A TCU nursing educator has received an exclusive health profession award and plans to use it to TCU’s advantage.Dr. Paulette Burns, director of the Harris School of Nursing, is one of 20 Fellows chosen by the Robert Wood Foundation in 2005 and said she hopes it will create more graduate opportunities for TCU nurses.
“I want to expand clinical and organizational skills at the doctoral level to match the health care needs of today,” Burns said.
In its seventh year, the Robert Wood Johnson Executive Nurse Fellows Program selects 20 qualified applicants to complete a three-year program in which they must develop projects with national impact, Burns said.
She said she is in the process of deciding how to develop her project, but hopes it will increase the opportunities for graduate nurses and possibly create a doctorate program for nurses.
No schools in Texas currently have a Doctorate in Nursing Practice program, Burns said.
Dr.

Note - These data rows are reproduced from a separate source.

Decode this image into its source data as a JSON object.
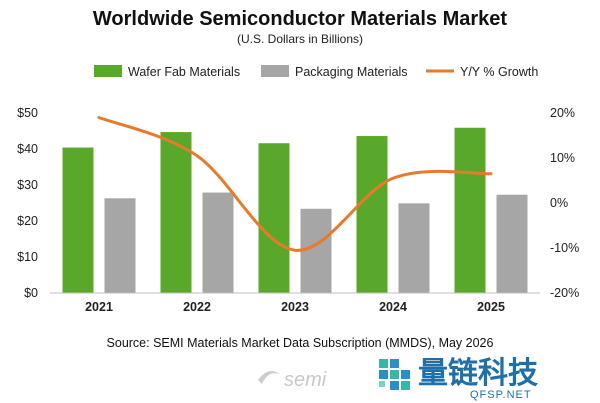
{
  "chart_data": {
    "type": "bar",
    "title": "Worldwide Semiconductor Materials Market",
    "subtitle": "(U.S. Dollars in Billions)",
    "categories": [
      "2021",
      "2022",
      "2023",
      "2024",
      "2025"
    ],
    "series": [
      {
        "name": "Wafer Fab Materials",
        "type": "bar",
        "axis": "left",
        "color": "#5aa82a",
        "values": [
          40.4,
          44.7,
          41.6,
          43.6,
          45.9
        ]
      },
      {
        "name": "Packaging  Materials",
        "type": "bar",
        "axis": "left",
        "color": "#a6a6a6",
        "values": [
          26.3,
          27.9,
          23.4,
          24.9,
          27.3
        ]
      },
      {
        "name": "Y/Y % Growth",
        "type": "line",
        "axis": "right",
        "color": "#e97a2b",
        "values": [
          19,
          10.5,
          -10.5,
          5.5,
          6.5
        ]
      }
    ],
    "y_left": {
      "ticks": [
        "$0",
        "$10",
        "$20",
        "$30",
        "$40",
        "$50"
      ],
      "ylim": [
        0,
        50
      ]
    },
    "y_right": {
      "ticks": [
        "-20%",
        "-10%",
        "0%",
        "10%",
        "20%"
      ],
      "ylim": [
        -20,
        20
      ]
    },
    "legend_position": "top",
    "grid": false
  },
  "source": "Source:  SEMI Materials Market Data Subscription (MMDS), May 2026",
  "watermark": {
    "brand_logo": "semi",
    "cn_text": "量链科技",
    "domain": "QFSP.NET"
  }
}
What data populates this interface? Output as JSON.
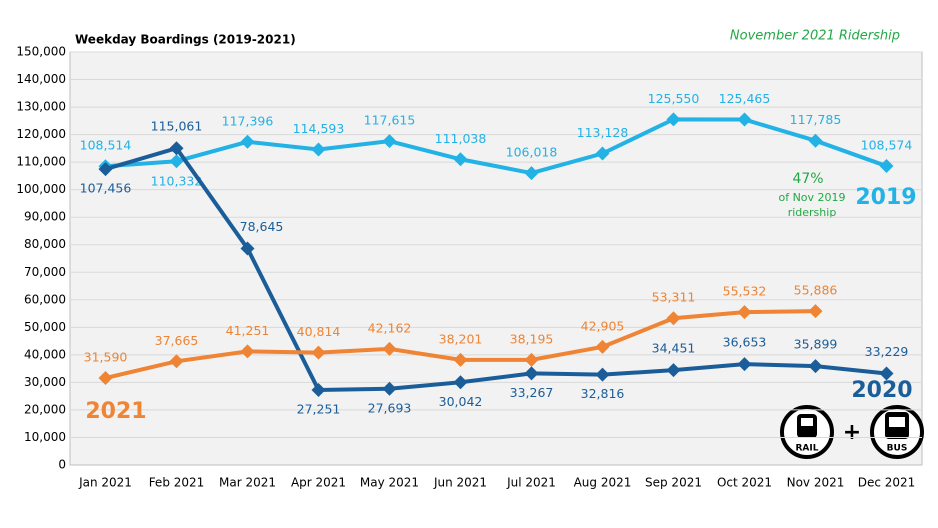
{
  "chart_data": {
    "type": "line",
    "title": "Weekday Boardings (2019-2021)",
    "subtitle": "November 2021 Ridership",
    "annotation": [
      "47%",
      "of Nov 2019",
      "ridership"
    ],
    "icons": [
      "RAIL",
      "BUS"
    ],
    "icon_joiner": "+",
    "categories": [
      "Jan 2021",
      "Feb 2021",
      "Mar 2021",
      "Apr 2021",
      "May 2021",
      "Jun 2021",
      "Jul 2021",
      "Aug 2021",
      "Sep 2021",
      "Oct 2021",
      "Nov 2021",
      "Dec 2021"
    ],
    "series": [
      {
        "name": "2019",
        "color": "#22b2e6",
        "values": [
          108514,
          110332,
          117396,
          114593,
          117615,
          111038,
          106018,
          113128,
          125550,
          125465,
          117785,
          108574
        ],
        "value_labels": [
          "108,514",
          "110,332",
          "117,396",
          "114,593",
          "117,615",
          "111,038",
          "106,018",
          "113,128",
          "125,550",
          "125,465",
          "117,785",
          "108,574"
        ]
      },
      {
        "name": "2020",
        "color": "#1b5d98",
        "values": [
          107456,
          115061,
          78645,
          27251,
          27693,
          30042,
          33267,
          32816,
          34451,
          36653,
          35899,
          33229
        ],
        "value_labels": [
          "107,456",
          "115,061",
          "78,645",
          "27,251",
          "27,693",
          "30,042",
          "33,267",
          "32,816",
          "34,451",
          "36,653",
          "35,899",
          "33,229"
        ]
      },
      {
        "name": "2021",
        "color": "#ee8434",
        "values": [
          31590,
          37665,
          41251,
          40814,
          42162,
          38201,
          38195,
          42905,
          53311,
          55532,
          55886,
          null
        ],
        "value_labels": [
          "31,590",
          "37,665",
          "41,251",
          "40,814",
          "42,162",
          "38,201",
          "38,195",
          "42,905",
          "53,311",
          "55,532",
          "55,886",
          null
        ]
      }
    ],
    "ylim": [
      0,
      150000
    ],
    "yticks": [
      0,
      {
        "value": 10000,
        "label": "10,000"
      },
      {
        "value": 20000,
        "label": "20,000"
      },
      {
        "value": 30000,
        "label": "30,000"
      },
      {
        "value": 40000,
        "label": "40,000"
      },
      {
        "value": 50000,
        "label": "50,000"
      },
      {
        "value": 60000,
        "label": "60,000"
      },
      {
        "value": 70000,
        "label": "70,000"
      },
      {
        "value": 80000,
        "label": "80,000"
      },
      {
        "value": 90000,
        "label": "90,000"
      },
      {
        "value": 100000,
        "label": "100,000"
      },
      {
        "value": 110000,
        "label": "110,000"
      },
      {
        "value": 120000,
        "label": "120,000"
      },
      {
        "value": 130000,
        "label": "130,000"
      },
      {
        "value": 140000,
        "label": "140,000"
      },
      {
        "value": {
          "value": 150000
        },
        "label": "150,000"
      }
    ],
    "grid": true
  }
}
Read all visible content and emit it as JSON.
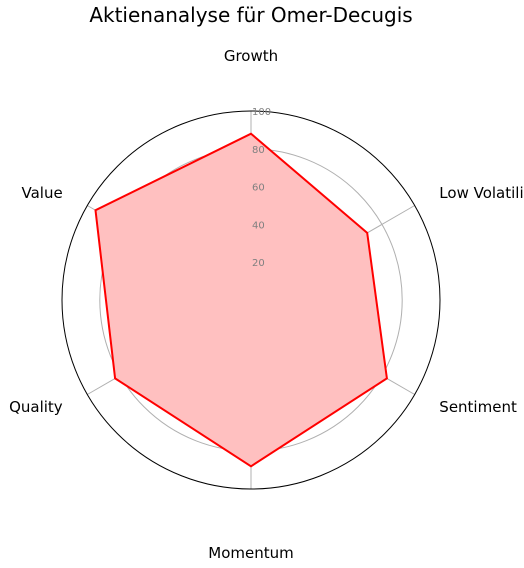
{
  "chart_data": {
    "type": "radar",
    "title": "Aktienanalyse für Omer-Decugis",
    "categories": [
      "Growth",
      "Low Volatility",
      "Sentiment",
      "Momentum",
      "Quality",
      "Value"
    ],
    "series": [
      {
        "values": [
          88,
          71,
          83,
          88,
          83,
          95
        ]
      }
    ],
    "rlim": [
      0,
      100
    ],
    "r_ticks": [
      20,
      40,
      60,
      80,
      100
    ],
    "r_tick_labels": [
      "20",
      "40",
      "60",
      "80",
      "100"
    ],
    "grid": true,
    "colors": {
      "line": "#ff0000",
      "fill": "#ffc0c0",
      "grid": "#b0b0b0",
      "frame": "#000000",
      "tick_label": "#808080"
    }
  }
}
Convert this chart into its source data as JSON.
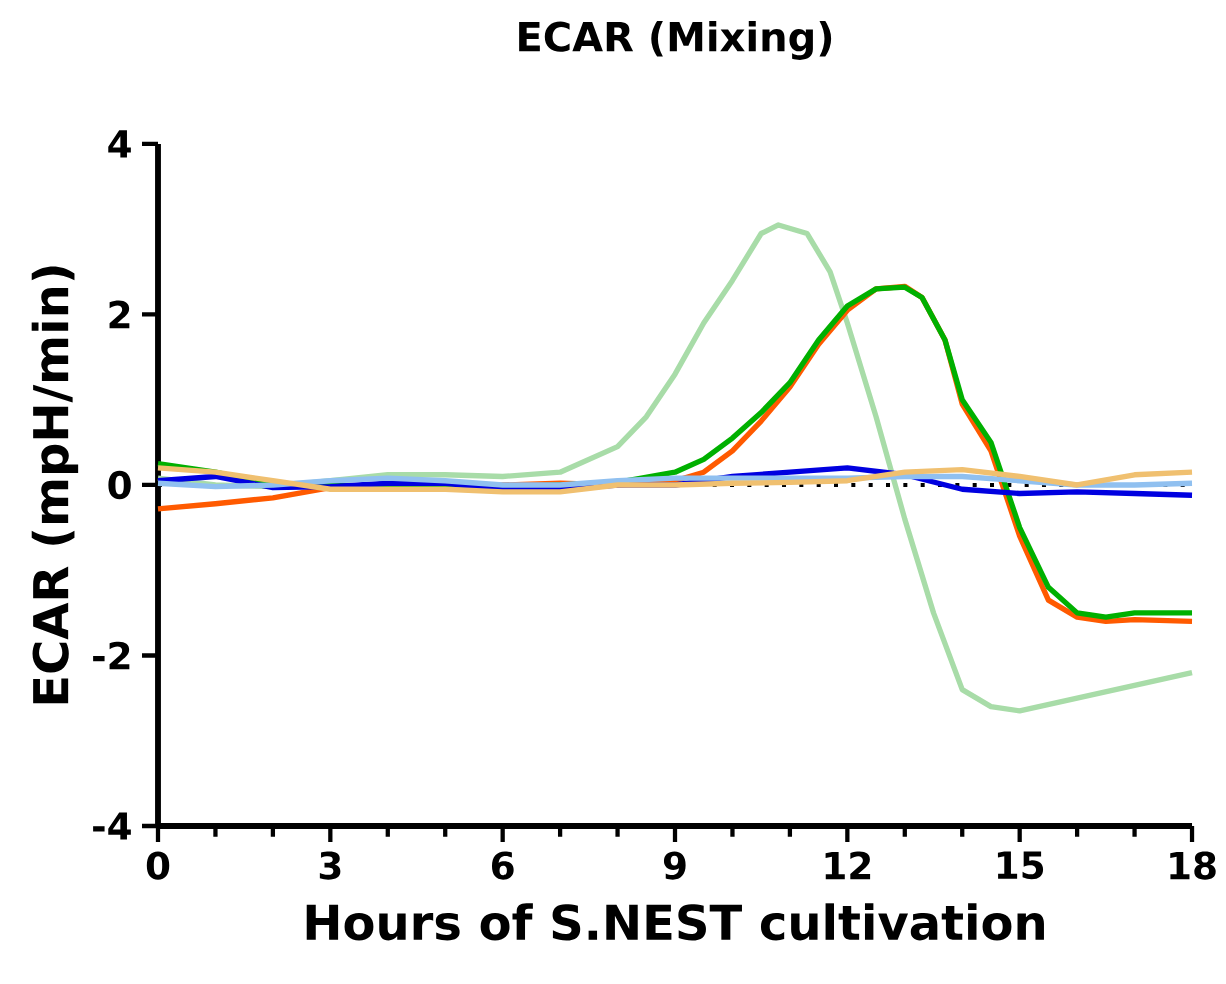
{
  "chart_data": {
    "type": "line",
    "title": "ECAR (Mixing)",
    "xlabel": "Hours of S.NEST cultivation",
    "ylabel": "ECAR (mpH/min)",
    "xlim": [
      0,
      18
    ],
    "ylim": [
      -4,
      4
    ],
    "xticks": [
      0,
      3,
      6,
      9,
      12,
      15,
      18
    ],
    "yticks": [
      -4,
      -2,
      0,
      2,
      4
    ],
    "grid": false,
    "marker": "none",
    "line_style": "solid",
    "ref_lines": [
      {
        "axis": "y",
        "value": 0,
        "color": "#000000",
        "line_style": "dotted"
      }
    ],
    "series": [
      {
        "color": "#a8dca8",
        "x": [
          0,
          1,
          2,
          3,
          4,
          5,
          6,
          7,
          7.5,
          8,
          8.5,
          9,
          9.5,
          10,
          10.5,
          10.8,
          11.3,
          11.7,
          12,
          12.5,
          13,
          13.5,
          14,
          14.5,
          15,
          16,
          17,
          18
        ],
        "values": [
          0.08,
          0.0,
          -0.02,
          0.05,
          0.12,
          0.12,
          0.1,
          0.15,
          0.3,
          0.45,
          0.8,
          1.3,
          1.9,
          2.4,
          2.95,
          3.05,
          2.95,
          2.5,
          1.9,
          0.8,
          -0.4,
          -1.5,
          -2.4,
          -2.6,
          -2.65,
          -2.5,
          -2.35,
          -2.2
        ]
      },
      {
        "color": "#ff5a00",
        "x": [
          0,
          1,
          2,
          3,
          4,
          5,
          6,
          7,
          8,
          9,
          9.5,
          10,
          10.5,
          11,
          11.5,
          12,
          12.5,
          13,
          13.3,
          13.7,
          14,
          14.5,
          15,
          15.5,
          16,
          16.5,
          17,
          18
        ],
        "values": [
          -0.28,
          -0.22,
          -0.15,
          -0.03,
          -0.05,
          -0.05,
          0.0,
          0.02,
          0.0,
          0.05,
          0.15,
          0.4,
          0.75,
          1.15,
          1.65,
          2.05,
          2.3,
          2.33,
          2.2,
          1.7,
          0.95,
          0.4,
          -0.6,
          -1.35,
          -1.55,
          -1.6,
          -1.58,
          -1.6
        ]
      },
      {
        "color": "#00b000",
        "x": [
          0,
          1,
          2,
          3,
          4,
          5,
          6,
          7,
          8,
          9,
          9.5,
          10,
          10.5,
          11,
          11.5,
          12,
          12.5,
          13,
          13.3,
          13.7,
          14,
          14.5,
          15,
          15.5,
          16,
          16.5,
          17,
          18
        ],
        "values": [
          0.25,
          0.15,
          0.0,
          0.0,
          -0.02,
          -0.03,
          -0.02,
          0.0,
          0.03,
          0.15,
          0.3,
          0.55,
          0.85,
          1.2,
          1.7,
          2.1,
          2.3,
          2.32,
          2.2,
          1.7,
          1.0,
          0.5,
          -0.5,
          -1.2,
          -1.5,
          -1.55,
          -1.5,
          -1.5
        ]
      },
      {
        "color": "#0000e0",
        "x": [
          0,
          1,
          2,
          3,
          4,
          5,
          6,
          7,
          8,
          9,
          10,
          11,
          12,
          13,
          14,
          15,
          16,
          17,
          18
        ],
        "values": [
          0.05,
          0.1,
          -0.03,
          -0.02,
          0.02,
          0.02,
          -0.05,
          -0.05,
          0.0,
          0.0,
          0.1,
          0.15,
          0.2,
          0.12,
          -0.05,
          -0.1,
          -0.08,
          -0.1,
          -0.12
        ]
      },
      {
        "color": "#90c0f0",
        "x": [
          0,
          1,
          2,
          3,
          4,
          5,
          6,
          7,
          8,
          9,
          10,
          11,
          12,
          13,
          14,
          15,
          16,
          17,
          18
        ],
        "values": [
          0.02,
          -0.02,
          0.0,
          0.05,
          0.08,
          0.05,
          0.0,
          0.0,
          0.05,
          0.08,
          0.08,
          0.08,
          0.08,
          0.1,
          0.1,
          0.05,
          0.0,
          0.0,
          0.02
        ]
      },
      {
        "color": "#f0c070",
        "x": [
          0,
          1,
          2,
          3,
          4,
          5,
          6,
          7,
          8,
          9,
          10,
          11,
          12,
          13,
          14,
          15,
          16,
          17,
          18
        ],
        "values": [
          0.2,
          0.15,
          0.05,
          -0.05,
          -0.05,
          -0.05,
          -0.08,
          -0.08,
          0.0,
          0.0,
          0.02,
          0.03,
          0.05,
          0.15,
          0.18,
          0.1,
          0.0,
          0.12,
          0.15
        ]
      }
    ]
  }
}
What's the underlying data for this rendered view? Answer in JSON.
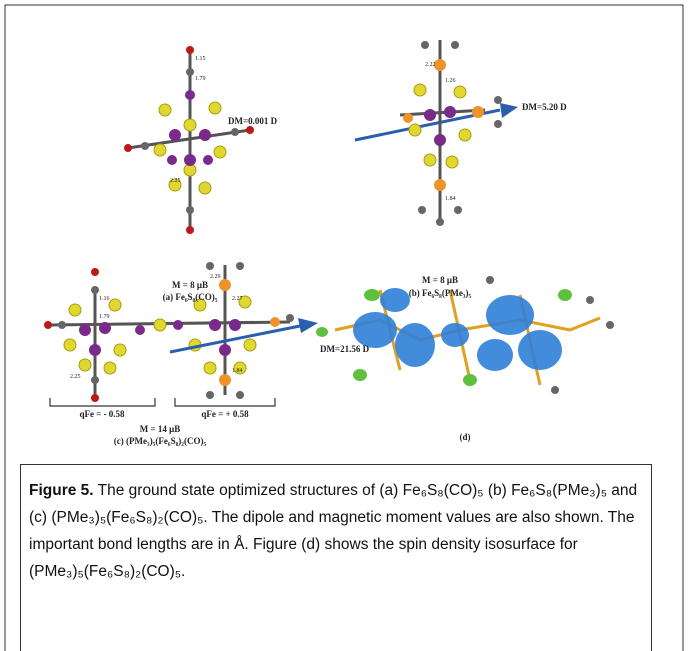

Rhonda Keen-Payne, dean of the College of Health and Human Sciences, said the foundation wants new systems and innovative ideas to come out of the projects.
Susan Weeks, clinical facilities coordinator for the nursing school, said Burns can do just that.
“I believe that she possesses the motivation, commitment and energy needed to make significant contributions to the health care system,” Weeks said.
Beyond the outcome of her project, Burns said TCU benefits other ways from the fellowship.
Burns said she must complete a three-year program with leadership and educational sessions with some of the nation’s leaders, which will give TCU access to influential figures.
“The award increases our connections with national leaders in nursing and health care,” Burns said.
During the four years Burns has been at TCU, she has overseen the implementation of a graduate program for nurses and a program allowing students with a non-nursing bachelor’s degree to obtain a nursing degree in 15 months, Weeks said.
“She is constantly looking for innovative ways to better TCU’s nursing programs, undergraduate and graduate,” said Jodi English, a graduate student who researched under Burns.
Burns said that since her arrival, the undergraduate program has grown by 40 percent.
For most of her 34 years in nursing, Burns has been in the education system. Before coming to TCU, Burns said she was an administrator and faculty member at University of Oklahoma College of Nursing.
“I liked influencing future nurses and helping them to be successful,” Burns said.